Use your TAB key to select one.  (If nothing selects, you are too far away.)  You will see a corresponding yellow circle at the feet of the selected mob and its name plate will appear in the upper left corner of your screen next to yours.  Make sure you have not targeted the wrong thing.  Tabbing when you are in a dungeon can get you in awful trouble, but now, as you play solo, it is a good idea.

Notice the sounds.  When your tab chooses a target, you get a short pfft sound.  When a stealthed character is near, you hear a fading tone.  The game brilliantly adds these to trigger your attention so your unconscious can do more and more of the work as you level up.

Click on the square badge next to the objective to activate it.
At some point here, you will get a quest that is a task to accomplish rather than one for mobs to kill.  Usually, you will be given an object that appears as a Quest Item in your bags.  And next to the quest description in the Objectives list on the right side of the screen, you will see a tiny badge.  If, say, you have to bandage an ally, you need to select an ally.  A dot appears in the badge.  If you are too far away from the target, the dot will be red.  When you get in range, the dot turns white.  Click the badge and the task is done. If for some reason you cannot see the quest item you must use on your objectives list, you can open your bags and right-click the item to use it.


Another bonus you may get here is that one of the mobs you loot will have a 6-slot bag.  When you loot it, it will automatically go into your backpack.  You have 4 bag slots in addition to the backpack.  More about bags later.

1/28/2012

Quests: Are We Done Yet?

When you gain a quest item or "kill" the tally
briefly shows up on your screen.
Most quests have a number of tasks you must accomplish to finish them.  If you have multiple quests, or multiple targets in one quests, you can check on the status of all of them in many ways, and you can find the right targets for what remains without having to kill blindly until the quest completes.

Every time you fulfill a task, a big message will appear on the screen with your count status for that task.

Your quest log tells you the status of every quest.
The count status also usually shows up on the quest description in your quest log so you can check it there.  If you are not sure, open the quest in your quest log, and it will tell you your status. It also shows up on the right of your screen just below the minimap if you have your Objectives turned on (that's the default).  It tells you about your status there as well, and changes as you progress. Once it is complete, the quest changes from a numbered "to do" item to a "?" completion marker in your objective list.
Your quest objectives are listed on the right side.  You can
set the order and kind of quests that display..
Sometimes a quest asks you to do multiple tasks.  You may have completed some but not all.  You can just keep "farming" everything until the quest completes.  If you want to focus and get it done, you can click on a target to simply select it. That brings up a small description window in your bottom right corner.  It will not only tell you what that target it, but if it qualifies for any quest you have and what the tally currently is. Information EVERYWHERE if you know how to find it.

1/23/2012

Sell Your Junk

You get new equipment when you turn in quests.  After you put it on, you should sell your old stuff.  Go to a vendor.  You will see a bag or an anvil when you move your cursor over the NPC (Non-Playing Character) if the vendor also can repair your damaged weapons and armor.  I have an addon that automatically opens my bags when I open a vendor window and that sells my grey items without me having to think about it.  However, your old gear will not sell itself.  You have to click on it and manually move it to the buyback tab. 
 Don't worry if you sell something by mistake. The most recent 12 items stay in there for a while, so even if you go away, do a quest and then realize you messed up, the item will most likely still be there.  However, if you fill the windows with more items, the top ones will disappear and cannot be retrieved.

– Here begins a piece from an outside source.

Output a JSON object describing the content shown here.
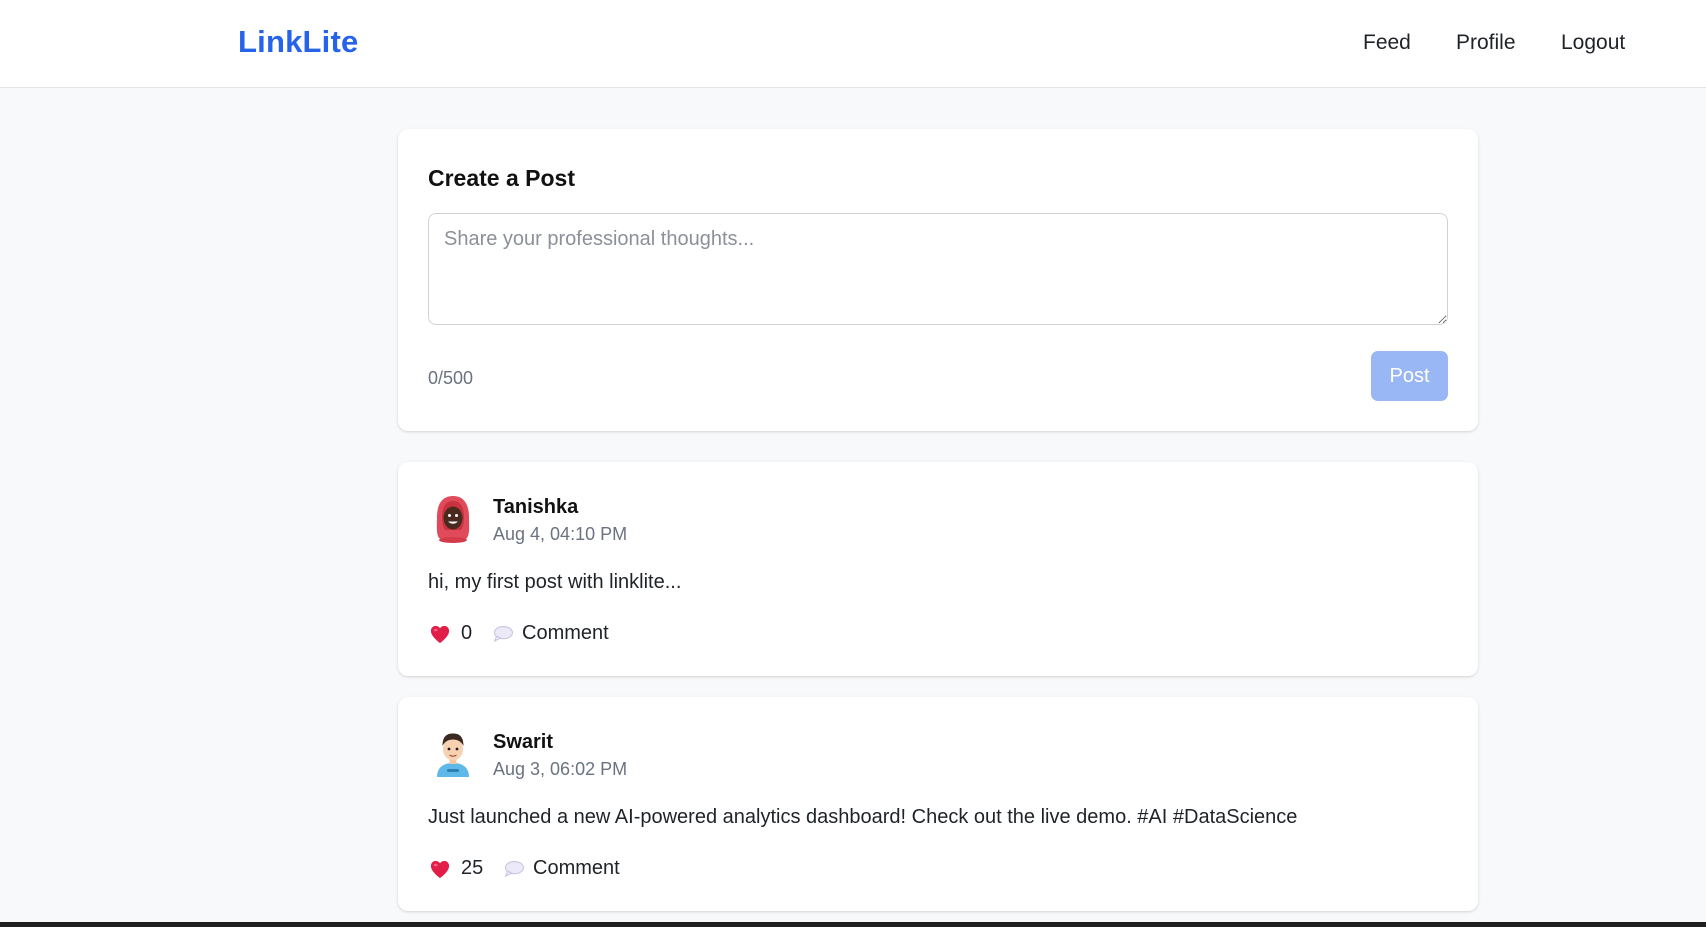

If you are on a trial account, you have to sell all your stuff this way.  You cannot use the auction house or get mail until you are a paid subscriber.  Just so you know.

Buffs: Food

The slice of cheese next to the minimap indicates a food buff
and shows the time remaining.  If you scroll your cursor over it,
it will tell you what exactly is being buffed.
Some food just heals you once you are out of combat. Other foods not only give you health (and sometimes mana), they also give you a buff to your stats for a period of time.  Most give 2 buffs:  stamina since everyone can use stamina plus one other.  Low level food buffs are for stamina and spirit. The spirit only helps toons that use mana as a resource since spirit speeds up the regeneration of mana. If you don't use mana, it provides no benefit. 

Foods that contain buffs are almost all made using the cooking profession.  At higher levels, foods start to add other buffs that increase useful stats for different toons.  At that point it becomes important to know which ones will give you an advantage and learn to make those foods with your cooking skill.  Or you can buy them in the Auction House, since food is not soulbound.  Food without buffs can be bought at most inns, many vendors, and is dropped by mobs. 

Level 5: Leaving the Start Zone

Sometime at level 5, you will finish all the quests in your start zone.  You will be given a request to report to a small town outside a major city.  This is where you will quest from for a while...maybe 10 levels.  At 15 you unlock the Dungeon finder, and your game play starts to include choices of where you want to quest.   The village may be a hike, but stay on the roads instead of heading straight across the map in the arrow direction unless you are not worried about being mobbed and killed.  Advice on travel by foot here.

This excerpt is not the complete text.